We were so relieved at that time. Our daughter was able to study without any worries after that. It was indeed a long ordeal but Alhamdulillah, we were so grateful with all the hurdles that we had to jumped in order to get to the finishing line.

Tonight, she was on the other side of the world and we were on Yahoo messenger.  We waited for her final year exam result. It was announced online. The moment she told us that she passed, we were indeed very grateful. The feeling was indescribable. Everything that we had gone through in order to put her to medical school came rushing back to my head. Indeed it is a great feeling of success. I put my head on the ground in prostration, thanking Allah for everything.

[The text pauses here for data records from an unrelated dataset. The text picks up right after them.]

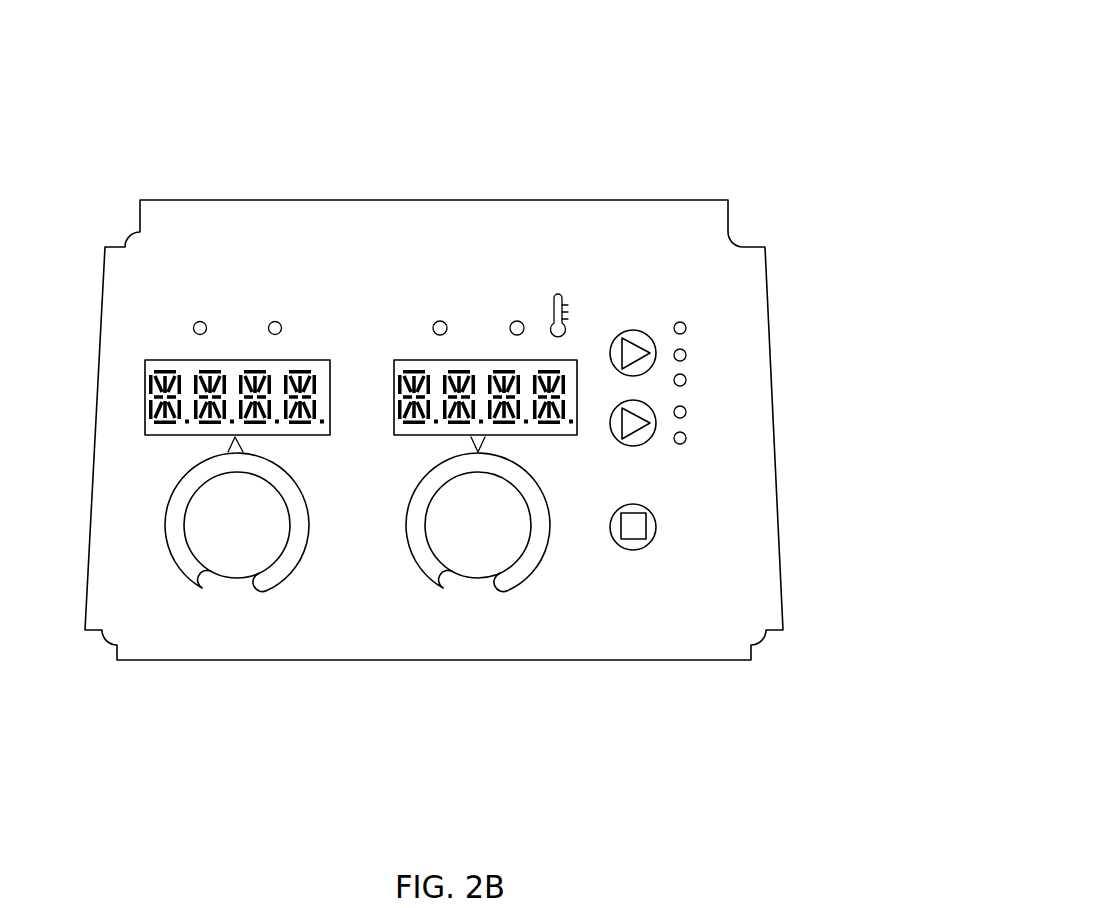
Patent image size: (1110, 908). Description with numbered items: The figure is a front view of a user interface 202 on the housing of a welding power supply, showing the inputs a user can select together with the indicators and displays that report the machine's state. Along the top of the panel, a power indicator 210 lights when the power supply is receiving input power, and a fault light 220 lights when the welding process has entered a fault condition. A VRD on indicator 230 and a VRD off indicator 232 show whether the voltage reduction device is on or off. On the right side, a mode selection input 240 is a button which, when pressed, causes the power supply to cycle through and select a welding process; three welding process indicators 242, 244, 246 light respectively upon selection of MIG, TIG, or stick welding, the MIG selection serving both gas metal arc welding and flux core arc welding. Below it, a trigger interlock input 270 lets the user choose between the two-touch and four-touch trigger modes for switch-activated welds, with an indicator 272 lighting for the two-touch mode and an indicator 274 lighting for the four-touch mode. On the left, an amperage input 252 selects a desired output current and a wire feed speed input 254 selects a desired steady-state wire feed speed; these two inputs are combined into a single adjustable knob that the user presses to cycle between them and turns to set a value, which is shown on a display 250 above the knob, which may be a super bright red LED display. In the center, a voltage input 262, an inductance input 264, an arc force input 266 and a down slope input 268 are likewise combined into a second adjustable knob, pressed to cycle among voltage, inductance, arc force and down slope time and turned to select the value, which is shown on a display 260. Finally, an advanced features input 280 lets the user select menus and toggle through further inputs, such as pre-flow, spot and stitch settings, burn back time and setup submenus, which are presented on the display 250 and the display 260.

The user interface 202 is at (691, 61).
The power indicator 210 is at (434, 338).
The fault light 220 is at (511, 338).
The VRD on indicator 230 is at (201, 317).
The VRD off indicator 232 is at (276, 317).
The mode selection input 240 is at (626, 334).
The welding process indicator 242 is at (679, 321).
The welding process indicator 244 is at (683, 348).
The welding process indicator 246 is at (684, 372).
The display 250 is at (297, 441).
The amperage input 252 is at (188, 596).
The wire feed speed input 254 is at (236, 566).
The display 260 is at (419, 438).
The voltage input 262 is at (588, 596).
The inductance input 264 is at (588, 596).
The arc force input 266 is at (588, 596).
The down slope input 268 is at (494, 571).
The trigger interlock input 270 is at (615, 402).
The indicator 272 is at (684, 404).
The indicator 274 is at (685, 444).
The advanced features input 280 is at (651, 542).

That crossroad took us to a good spot now. There is still a long and winding road ahead for this young doctor but we are grateful that the path to take is clearer now. It is up to her now to run or to walk. We had done our part. We make doa that the road that lies ahead is not so crooked and not too bumpy. May Allah help us to persevere and keep these children of ours to be strong and be able to share and assist those who are passing through that same long and winding road in whatever way they can. Indeed, life would be meaningful if you can benefit others around you. Being there at that crossroad made you realize that taking chances can lead to success if you are really determined, insya’Allah. If the road you take is long and winding, keep your heads high and set your goal clear… when you know where you want to go, half of the difficulties are taken care of. That long and winding road might be the best path of your life.

Allah says in the Quran,….

“And certainly, We shall test you with something of fear, hunger, loss of wealth, lives and fruits, but give glad tidings to the patient ones” (Quran 2:155)“.